Monday, August 22, 2016

From the New York Times: 50 Years of Electoral College Maps: How the U.S. Turned Red and Blue

Another look at a story we cover in both 2305 and 2306 about how the major parties realigned after the election of 1964 - including Texas.

The along graphics are worth your time.

- Click here for the article.

It really begins with the election of 1948 when Southern states pulled support from the Democratic Party following Truman's support for civil rights policies.

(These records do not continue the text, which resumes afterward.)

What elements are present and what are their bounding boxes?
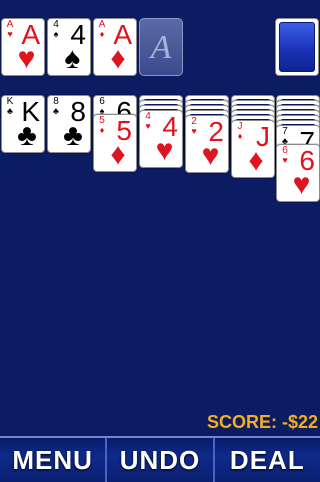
card-corner-index: 6 ♥ [279,146,291,165]
heart-icon: ♥ [145,121,151,131]
club-icon: ♣ [53,106,59,116]
heart-icon: ♥ [201,139,220,172]
heart-icon: ♥ [282,155,288,165]
card-corner-index: 5 ♦ [96,116,108,135]
card-back-pattern [279,22,315,72]
tableau-card[interactable]: K ♣ K ♣ [1,95,45,153]
card-corner-index: 4 ♥ [142,112,154,131]
diamond-icon: ♦ [237,131,243,141]
score-display: SCORE: -$22 [206,412,318,432]
diamond-icon: ♦ [110,42,126,75]
empty-foundation-slot[interactable]: A [139,18,183,76]
card-corner-index: 2 ♥ [188,117,200,136]
card-corner-index: 4 ♠ [50,20,62,39]
card-corner-index: 8 ♣ [50,97,62,116]
diamond-icon: ♦ [248,144,264,177]
spade-icon: ♠ [53,29,59,39]
card-corner-index: A ♦ [96,20,108,39]
tableau-card[interactable]: 5 ♦ 5 ♦ [93,114,137,172]
club-icon: ♣ [17,119,37,152]
foundation-card[interactable]: 4 ♠ 4 ♠ [47,18,91,76]
spade-icon: ♠ [64,42,81,75]
toolbar: MENU UNDO DEAL [0,436,320,482]
tableau-card[interactable]: 8 ♣ 8 ♣ [47,95,91,153]
club-icon: ♣ [63,119,83,152]
card-corner-index: A ♥ [4,20,16,39]
diamond-icon: ♦ [110,138,126,171]
game-board: A♥A♥4♠4♠A♦A♦AK♣K♣8♣8♣6♠6♠5♦5♦4♥4♥2♥2♥J♦J… [0,0,320,436]
menu-button[interactable]: MENU [0,438,108,482]
heart-icon: ♥ [292,168,311,201]
foundation-card[interactable]: A ♥ A ♥ [1,18,45,76]
diamond-icon: ♦ [99,29,105,39]
foundation-card[interactable]: A ♦ A ♦ [93,18,137,76]
card-corner-index: K ♣ [4,97,16,116]
deal-button[interactable]: DEAL [215,438,320,482]
heart-icon: ♥ [17,42,36,75]
club-icon: ♣ [7,106,13,116]
diamond-icon: ♦ [99,125,105,135]
tableau-card[interactable]: 2 ♥ 2 ♥ [185,115,229,173]
heart-icon: ♥ [191,126,197,136]
undo-button[interactable]: UNDO [107,438,215,482]
stock-pile[interactable] [275,18,319,76]
tableau-card[interactable]: 4 ♥ 4 ♥ [139,110,183,168]
heart-icon: ♥ [7,29,13,39]
heart-icon: ♥ [155,134,174,167]
tableau-card[interactable]: 6 ♥ 6 ♥ [276,144,320,202]
card-corner-index: J ♦ [234,122,246,141]
ace-placeholder-icon: A [150,29,172,66]
tableau-card[interactable]: J ♦ J ♦ [231,120,275,178]
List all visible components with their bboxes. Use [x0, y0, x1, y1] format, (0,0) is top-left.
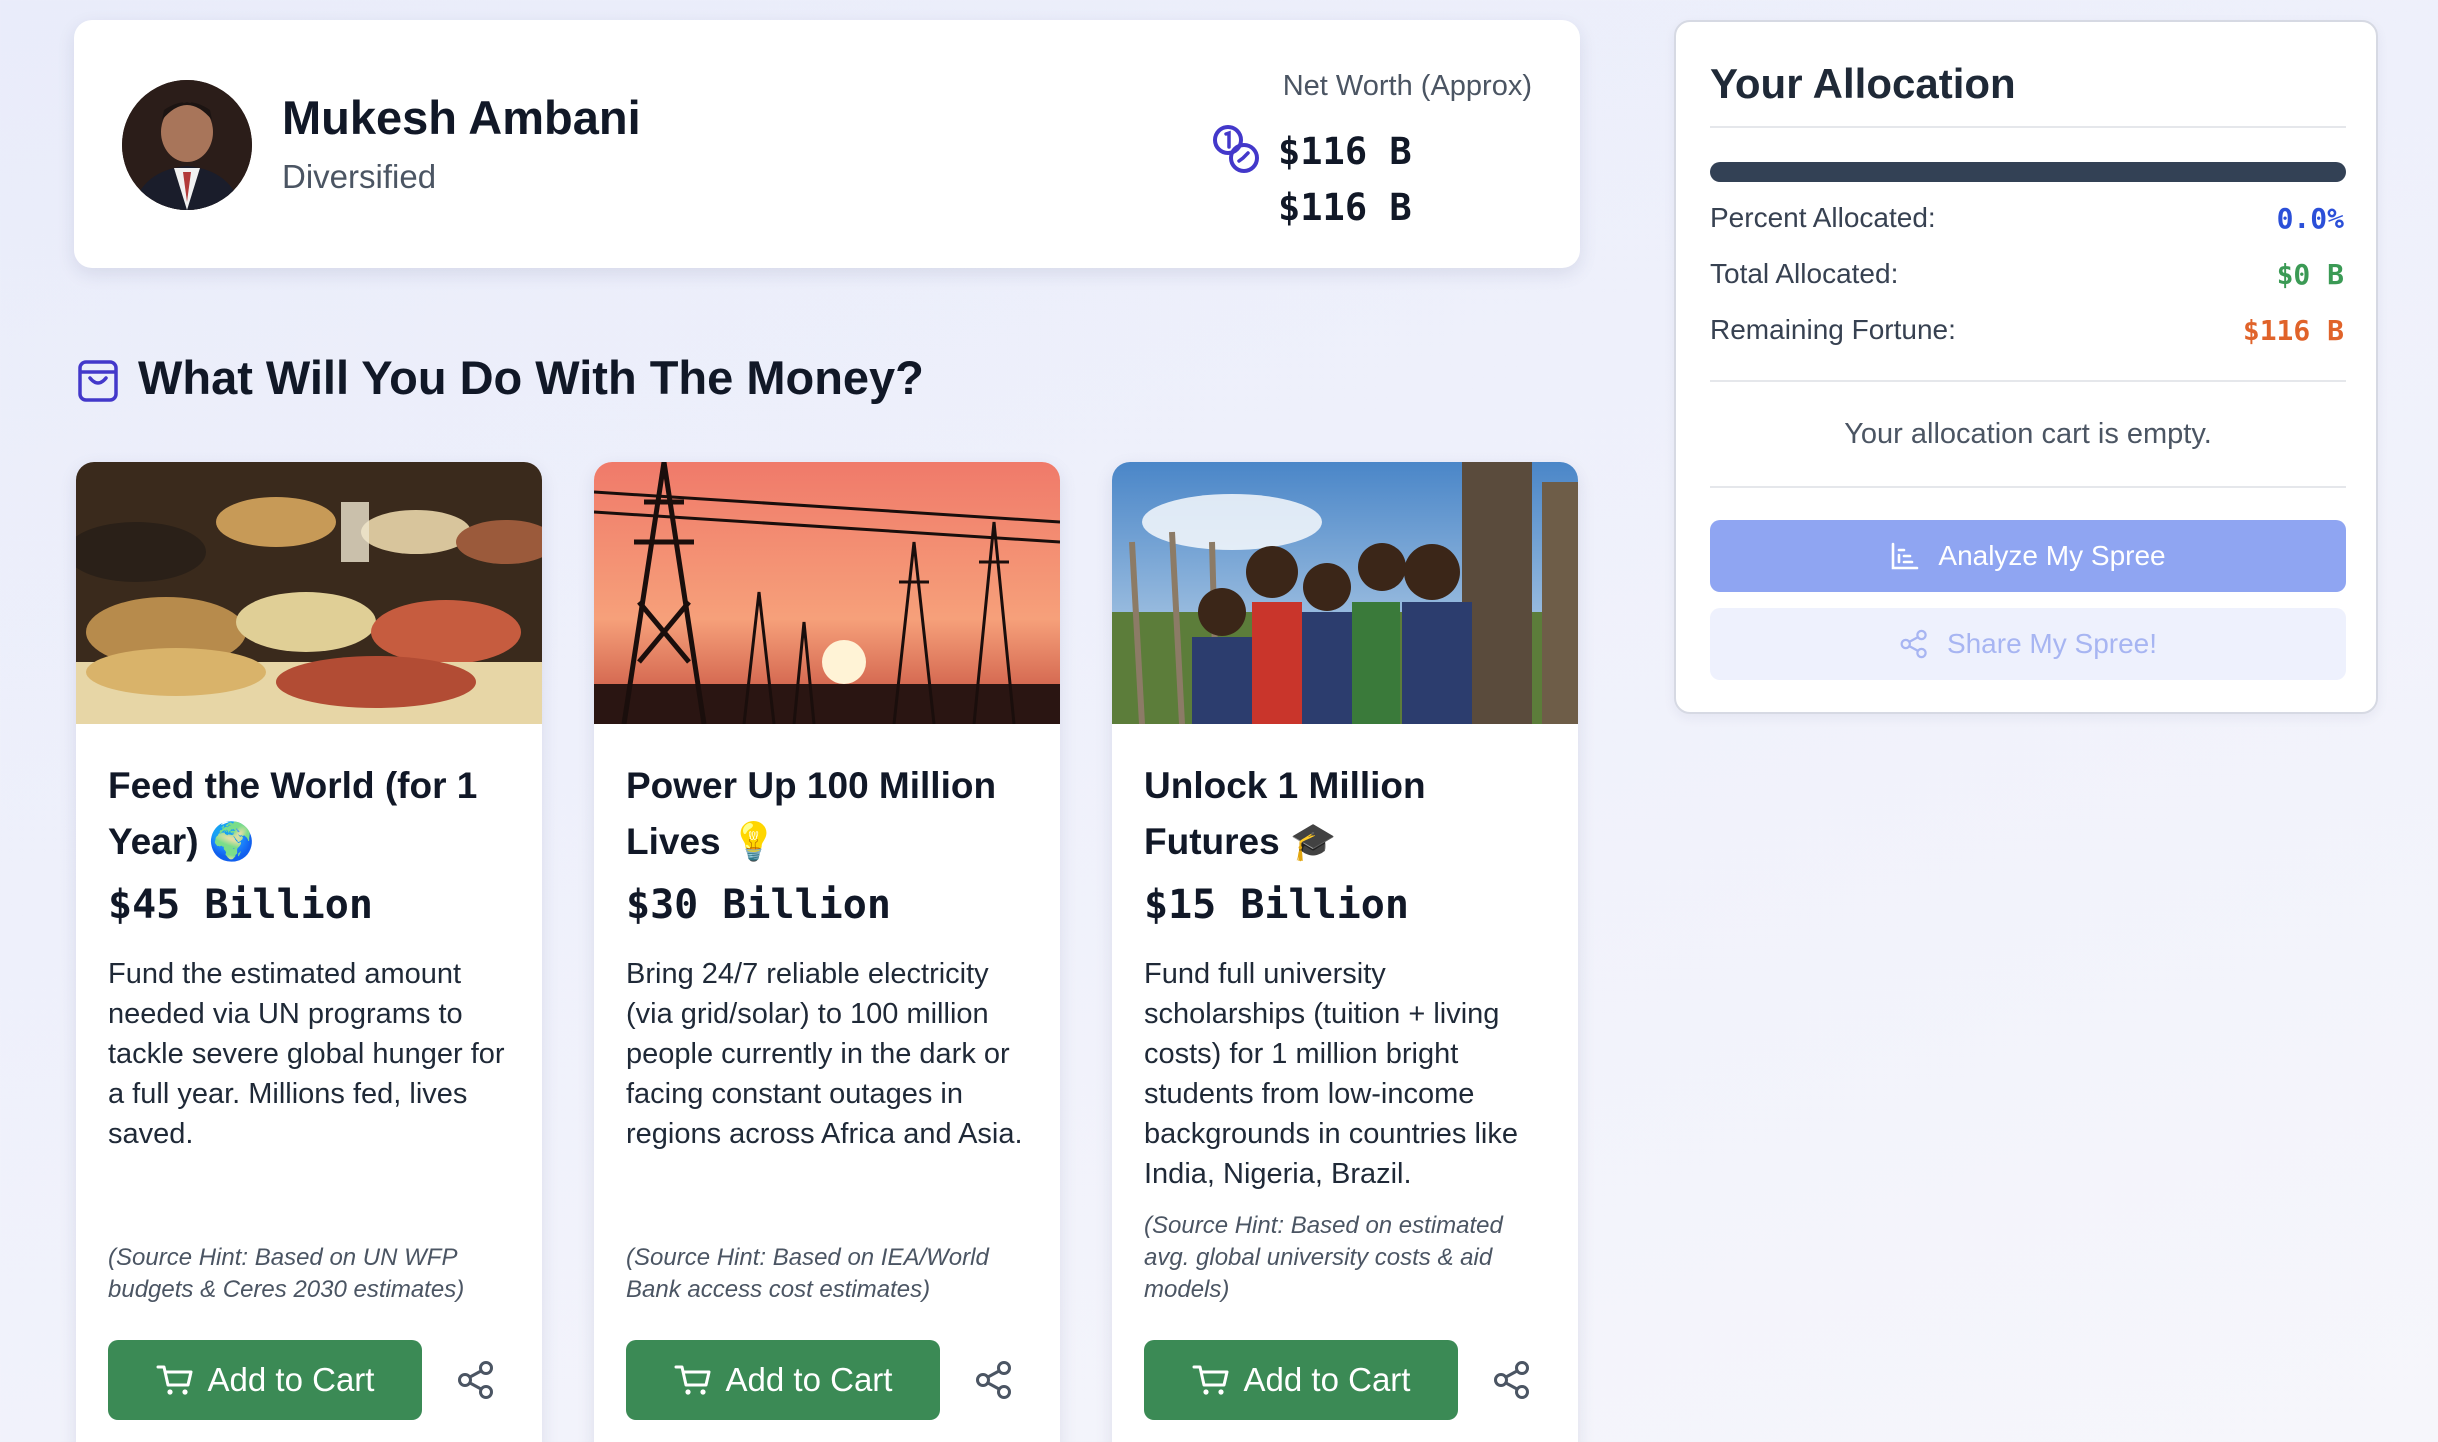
card-description: Bring 24/7 reliable electricity (via gri… [626, 958, 1023, 1150]
divider [1710, 486, 2346, 488]
share-icon [1900, 629, 1927, 659]
share-spree-label: Share My Spree! [1946, 628, 2158, 659]
share-icon[interactable] [1492, 1360, 1532, 1400]
divider [1710, 126, 2346, 128]
spend-card-feed-world: Feed the World (for 1 Year) 🌍 $45 Billio… [76, 462, 542, 1442]
bar-chart-icon [1892, 542, 1919, 570]
percent-allocated-value: 0.0% [2276, 202, 2344, 235]
card-image-power-lines-sunset [594, 462, 1060, 724]
analyze-spree-button[interactable]: Analyze My Spree [1710, 520, 2346, 592]
card-title: Unlock 1 Million Futures 🎓 [1144, 765, 1426, 862]
empty-cart-message: Your allocation cart is empty. [1844, 418, 2212, 450]
total-allocated-value: $0 B [2276, 258, 2344, 291]
percent-allocated-label: Percent Allocated: [1710, 202, 1936, 233]
share-spree-button[interactable]: Share My Spree! [1710, 608, 2346, 680]
allocation-title: Your Allocation [1710, 60, 2016, 107]
cart-icon [1192, 1365, 1229, 1395]
allocation-progress-bar [1710, 162, 2346, 182]
net-worth-value-secondary: $116 B [1278, 186, 1412, 229]
cart-icon [156, 1365, 193, 1395]
share-icon[interactable] [974, 1360, 1014, 1400]
add-to-cart-label: Add to Cart [1243, 1361, 1411, 1398]
divider [1710, 380, 2346, 382]
remaining-fortune-value: $116 B [2242, 314, 2344, 347]
add-to-cart-button[interactable]: Add to Cart [108, 1340, 422, 1420]
remaining-fortune-label: Remaining Fortune: [1710, 314, 1956, 345]
spend-card-unlock-futures: Unlock 1 Million Futures 🎓 $15 Billion F… [1112, 462, 1578, 1442]
card-title: Power Up 100 Million Lives 💡 [626, 765, 997, 862]
card-price: $15 Billion [1144, 882, 1409, 928]
card-description: Fund full university scholarships (tuiti… [1144, 958, 1518, 1190]
net-worth-label: Net Worth (Approx) [1282, 70, 1532, 102]
card-image-grain-sacks [76, 462, 542, 724]
card-source-hint: (Source Hint: Based on IEA/World Bank ac… [626, 1244, 989, 1303]
shopping-bag-icon [78, 360, 118, 402]
cart-icon [674, 1365, 711, 1395]
share-icon[interactable] [456, 1360, 496, 1400]
allocation-panel: Your Allocation Percent Allocated: 0.0% … [1674, 20, 2378, 714]
card-title: Feed the World (for 1 Year) 🌍 [108, 765, 478, 862]
section-title: What Will You Do With The Money? [138, 351, 924, 404]
card-source-hint: (Source Hint: Based on UN WFP budgets & … [108, 1244, 465, 1303]
total-allocated-label: Total Allocated: [1710, 258, 1899, 289]
net-worth-value: $116 B [1278, 130, 1412, 173]
add-to-cart-label: Add to Cart [207, 1361, 375, 1398]
avatar [122, 80, 252, 210]
card-price: $45 Billion [108, 882, 373, 928]
add-to-cart-button[interactable]: Add to Cart [1144, 1340, 1458, 1420]
add-to-cart-button[interactable]: Add to Cart [626, 1340, 940, 1420]
analyze-spree-label: Analyze My Spree [1938, 540, 2166, 571]
coins-icon [1213, 125, 1259, 173]
card-source-hint: (Source Hint: Based on estimated avg. gl… [1144, 1212, 1503, 1303]
profile-card: Mukesh Ambani Diversified Net Worth (App… [74, 20, 1580, 268]
card-description: Fund the estimated amount needed via UN … [108, 958, 505, 1150]
card-price: $30 Billion [626, 882, 891, 928]
spend-card-power-up: Power Up 100 Million Lives 💡 $30 Billion… [594, 462, 1060, 1442]
add-to-cart-label: Add to Cart [725, 1361, 893, 1398]
person-name: Mukesh Ambani [282, 91, 641, 144]
person-sector: Diversified [282, 158, 437, 195]
card-image-children-smiling [1112, 462, 1578, 724]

- Click here for that story.

By 1947, as the Cold War with the Soviet Union intensified and the nation was becoming increasingly anti-Communist and intolerant, Harry Truman astonished everyone by suddenly supporting civil rights. Truman had been outraged at the murder and assaults on dozens of black veterans of World War II. Although he once held strong racial biases -- he had used the word "nigger" freely in his speech -- in 1947 he decided to make civil rights a national issue. He authorized a fifteen-man committee on Civil Rights to recommend new legislation to protect people from discrimination. Speaking from the steps of the Lincoln Memorial, Truman became the first president of the United States to address the NAACP. He promised African Americans that the federal government would act now to end discrimination, violence, and race prejudice in American life. Shortly afterward, his panel issued its report confirming that segregation, lynching, and discrimination at the polls had to be ended.
In the election year of 1948, Truman continued to push for civil rights, partially because he felt that it was the right thing to do, and partially because he knew that he had to win the black vote in order to be elected. Although most political analysts predicted a Republican landslide, Truman believed that the election would depend on a handful of cities in the North where the balance of power would be held by black votes. Senator Hubert Humphrey, who was deeply committed to civil rights, had successfully maneuvered the Democratic Party to support a strong civil rights plank in its campaign platform -- much stronger than Truman wanted. One of Truman's strongest arguments in favor of civil rights was that American and Russia were now locked in a deadly "Cold War" and the Russians were using America's Jim Crow policies to win support from the rest of the world. Southerners replied that the civil-rights program was supported by Communists.

Strom Thurmond, Governor of South Carolina, and a group of Southern delegates walked out of the Democratic Convention when the civil-rights platform passed. The dissidents formed the States' Rights party, whose members came to known as Dixiecrats.